When inoculated experimentally into bees, KV was detected in restricted parts of the brain at the early infectious stage and was later detected in various brain regions, including the mushroom bodies, optic lobes, and ocellar nerve. KV was detected not only in the brain but also in the hypopharyngeal glands and fat bodies, indicating systemic KV infection. Next, we compared the gene expression profiles in the brains of KV-inoculated and noninoculated bees. The expression
of 11 genes examined was not significantly affected in KV-infected worker bees. cDNA microarray analysis, however, identified a novel gene whose expression was induced in the periphery of the brains of KV-infected bees, which LY2109761 molecular weight was commonly observed in naturally infected and experimentally inoculated bees. The gene encoded a novel OSI-744 cost hypothetical protein with a leucine zipper motif. A gene encoding a similar protein was found in the parasitic wasp Nasonia genome but not in other insect genomes. These findings suggest that KV infection may affect brain functions and/or physiological states in honeybees.”

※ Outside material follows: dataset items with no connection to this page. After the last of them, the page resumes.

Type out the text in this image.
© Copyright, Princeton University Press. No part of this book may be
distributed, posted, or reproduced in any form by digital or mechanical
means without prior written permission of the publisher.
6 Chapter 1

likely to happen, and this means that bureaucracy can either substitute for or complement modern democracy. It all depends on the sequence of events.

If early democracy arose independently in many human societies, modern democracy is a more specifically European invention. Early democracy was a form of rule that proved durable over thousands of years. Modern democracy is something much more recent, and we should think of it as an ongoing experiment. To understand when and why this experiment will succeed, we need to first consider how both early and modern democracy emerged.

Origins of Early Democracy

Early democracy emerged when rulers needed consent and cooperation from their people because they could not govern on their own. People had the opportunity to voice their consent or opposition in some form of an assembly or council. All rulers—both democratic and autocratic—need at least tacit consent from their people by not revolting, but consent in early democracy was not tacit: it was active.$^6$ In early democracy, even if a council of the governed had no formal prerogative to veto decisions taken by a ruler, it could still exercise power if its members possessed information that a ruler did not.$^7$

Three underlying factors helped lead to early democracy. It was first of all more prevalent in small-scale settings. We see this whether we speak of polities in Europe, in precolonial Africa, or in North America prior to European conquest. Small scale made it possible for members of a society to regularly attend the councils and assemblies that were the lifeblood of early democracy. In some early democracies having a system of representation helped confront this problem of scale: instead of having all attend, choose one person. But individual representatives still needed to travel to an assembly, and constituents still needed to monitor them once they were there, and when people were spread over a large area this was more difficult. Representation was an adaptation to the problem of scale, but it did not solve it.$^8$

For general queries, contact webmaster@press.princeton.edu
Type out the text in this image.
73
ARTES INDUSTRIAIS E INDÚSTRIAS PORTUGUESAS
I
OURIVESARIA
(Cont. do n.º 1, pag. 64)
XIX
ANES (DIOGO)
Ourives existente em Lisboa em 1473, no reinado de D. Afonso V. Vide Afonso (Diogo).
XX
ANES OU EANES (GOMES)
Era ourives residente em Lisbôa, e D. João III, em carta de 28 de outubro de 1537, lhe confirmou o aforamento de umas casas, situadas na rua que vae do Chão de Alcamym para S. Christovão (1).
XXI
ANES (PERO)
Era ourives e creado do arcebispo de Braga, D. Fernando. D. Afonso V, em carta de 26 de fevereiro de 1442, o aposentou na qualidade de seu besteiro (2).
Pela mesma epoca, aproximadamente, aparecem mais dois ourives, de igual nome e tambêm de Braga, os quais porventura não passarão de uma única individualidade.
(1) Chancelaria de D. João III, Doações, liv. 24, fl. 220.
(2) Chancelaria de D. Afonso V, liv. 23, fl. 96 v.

“Dental stem cells such as dental follicle precursor
cells (DFPCs) are capable of neural-like differentiation. However, compared to neuroectodermal progenitor cells such as murine retinal progenitor cells (mRPCs) they show only a limited capacity for glial cell differentiation. in this study we tested the influence of cell signaling on glial differentiation of mDFPCs. These cells were treated with inhibitors and activators of the Sonic hedgehog-, the Wnt/beta-Catenin-, and the TGF-beta-pathway. After incubation only an activation of the TGF-beta-pathway showed
a remarkable glial-like cell differentiation. In contrast gene expression of neural cell markets was not regulated. In conclusion, TGF-beta improved glial-like, but not neural-like, differentiation of mDFPCs. (C) 2010 Elsevier Ireland Ltd. All rights reserved.”
“To 3-mercaptopyruvate sulfurtransferase elucidate the epigenetic regulation of Tat-independent human immunodeficiency virus (HIV) transcription following proviral integration, we constructed an HIV type 1 (HIV-1)-based replication-defective viral vector that expresses a reporter green fluorescent protein (GFP) product from its intact long terminal repeat (LTR). We transduced this construct into human tumor cell lines that were either deficient in or competent for the Brm-type SWI/SNF complex. One day after transduction, single cells that expressed GFP were sorted, and the GFP expression profiles originating from each of these clones were analyzed. Unlike clones of the SWI/SNF-competent cell line, which exhibited clear unimodal expression patterns in all cases, many clones originating from Brm-deficient cell lines either showed a broad-range distribution of GFP expression or were fully silenced.